3.- Gobierno de transición a manera de Junta de Gobierno, nombrado por la Asamblea Constituyente, para un período de 2 años, con una agenda de reconstitución de la institucionalidad, administración del Estado y de facilitación del proceso de elaboración del nuevo Pacto Social Nacional (Nueva Constitución Política) de por lo menos 30 años (2050) para un desarrollo incluyente, integrado y sostenible;

4.- La conformación de una Comisión Nacional para la Justicia Transicional y Restaurativa que atienda los casos presentados por todas las víctimas del conflicto, por la violencia sufrida. Este equipo deberá contar con apoyo internacional en el marco normativo suscrito por Nicaragua.

Base Jurídica

Más allá de que el reclamo del gobierno en cuanto a la inconstitucionalidad de pedir elecciones anticipadas nos parezca y sea cínico, es verdad que la misma ACJD se ha encargado de confirmar en distintas alocuciones que para alcanzar dichas elecciones anticipadas se tendría que reformar la Constitución Política (que establece taxativamente un período de gobierno de cinco años) e incluso modificar la Ley Orgánica de la Asamblea Nacional para que esa reforma constitucional se produjera en este mismo año. En cambio para discutir y llegar a los acuerdos planteados por nosotros no es necesario siquiera tocar ningún artículo de la Constitución Política o leyes en general, pues todo está debidamente sustentado en las disposiciones siguientes:

  • Artículos 2, 173 (numerales 1 y 8) 191 y 193 de la Constitución vigente,
  • Artículos 134 y 136 de la Ley Electoral.

La convocatoria a un referendo puede integrar dos preguntas:

  • ¿Está de acuerdo con las reformas constitucionales contempladas en la Ley 854 del mes de enero del año 2014?
  • ¿Está usted de acuerdo con que se convoque y conforme una Asamblea Constituyente que redacte una nueva Constitución Política?

Los detalles a negociar, concretamente, serían:

  • Que el resultado del referendo sea vinculante, establecer los porcentajes mínimos de participación y decisión.
  • Las preguntas del referendo y sus alcances.
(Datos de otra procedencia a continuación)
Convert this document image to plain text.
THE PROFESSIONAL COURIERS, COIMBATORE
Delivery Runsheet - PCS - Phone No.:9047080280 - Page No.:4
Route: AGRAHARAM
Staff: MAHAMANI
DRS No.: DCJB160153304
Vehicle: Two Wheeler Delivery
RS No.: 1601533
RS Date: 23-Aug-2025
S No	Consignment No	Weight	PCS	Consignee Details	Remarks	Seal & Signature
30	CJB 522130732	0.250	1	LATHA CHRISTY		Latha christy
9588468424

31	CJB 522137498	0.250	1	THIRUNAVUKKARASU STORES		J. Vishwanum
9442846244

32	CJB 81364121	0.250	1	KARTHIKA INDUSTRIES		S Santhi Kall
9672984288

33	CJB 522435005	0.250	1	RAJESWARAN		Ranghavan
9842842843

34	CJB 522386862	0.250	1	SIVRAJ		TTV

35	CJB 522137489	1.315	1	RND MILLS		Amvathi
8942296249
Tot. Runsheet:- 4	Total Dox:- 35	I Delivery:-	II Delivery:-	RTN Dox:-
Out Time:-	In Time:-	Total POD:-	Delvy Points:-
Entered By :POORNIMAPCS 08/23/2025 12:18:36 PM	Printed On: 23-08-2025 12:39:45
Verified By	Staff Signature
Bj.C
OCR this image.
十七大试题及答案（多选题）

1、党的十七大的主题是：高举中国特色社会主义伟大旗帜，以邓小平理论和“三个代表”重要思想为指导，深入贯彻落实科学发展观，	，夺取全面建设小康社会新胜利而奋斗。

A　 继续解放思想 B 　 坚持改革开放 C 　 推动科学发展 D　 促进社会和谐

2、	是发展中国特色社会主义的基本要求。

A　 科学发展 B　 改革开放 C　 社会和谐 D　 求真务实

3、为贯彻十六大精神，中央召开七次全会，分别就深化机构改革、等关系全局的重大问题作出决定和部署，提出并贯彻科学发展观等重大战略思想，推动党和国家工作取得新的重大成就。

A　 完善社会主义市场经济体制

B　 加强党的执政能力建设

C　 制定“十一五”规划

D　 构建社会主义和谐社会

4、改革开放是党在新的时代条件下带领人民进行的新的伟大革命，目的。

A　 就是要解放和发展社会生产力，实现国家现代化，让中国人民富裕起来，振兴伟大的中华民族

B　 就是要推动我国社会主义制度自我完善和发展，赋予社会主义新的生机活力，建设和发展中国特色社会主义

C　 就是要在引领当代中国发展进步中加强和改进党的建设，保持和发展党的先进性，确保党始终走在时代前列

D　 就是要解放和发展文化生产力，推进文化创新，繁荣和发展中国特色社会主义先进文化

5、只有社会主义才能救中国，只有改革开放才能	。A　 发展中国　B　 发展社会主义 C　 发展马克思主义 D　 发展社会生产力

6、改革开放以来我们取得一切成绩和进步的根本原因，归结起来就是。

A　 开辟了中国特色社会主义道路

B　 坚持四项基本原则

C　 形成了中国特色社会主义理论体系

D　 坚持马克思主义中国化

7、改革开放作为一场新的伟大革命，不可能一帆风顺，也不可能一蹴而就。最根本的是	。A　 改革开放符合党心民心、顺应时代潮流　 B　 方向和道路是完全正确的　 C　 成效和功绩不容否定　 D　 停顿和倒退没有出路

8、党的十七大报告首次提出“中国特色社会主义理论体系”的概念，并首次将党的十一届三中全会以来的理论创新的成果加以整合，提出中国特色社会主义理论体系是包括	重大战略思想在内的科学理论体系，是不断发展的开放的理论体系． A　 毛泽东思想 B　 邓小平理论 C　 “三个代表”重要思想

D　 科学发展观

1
Si la respuesta a la primera pregunta es NO, por ejemplo, el efecto sería abrogatorio de las reformas constitucionales y el actual gobierno tendría que abandonar el poder sin posibilidades de reelección.
  • Fechas y procedimientos.

Como puede apreciarse, esta propuesta (que es una profundización de la que fuera realizada por nosotros a la Alianza Cívica en el mes de julio del año pasado) ofrece una salida inteligente a la crisis, resolviendo sus aspectos fundamentales y brindando una oportunidad a la transición pacífica en el marco de la legalidad nicaragüense. Lo más importante, para garantizar la legitimidad y la estabilidad social, es que la respuesta estará en manos de la ciudadanía, quien a la postre es el soberano (según el artículo 2 constitucional) y siempre tendrá la última palabra.


* Abrogar es suprimir, anular, definitivamente una ley o cuerpo jurídico (código, reglamento, etc.) y todos sus posibles efectos. Se diferencia de la derogación en el hecho de que esta última puede ser parcial y deja con efecto los actos realizados al amparo de la norma antes de ser derogada.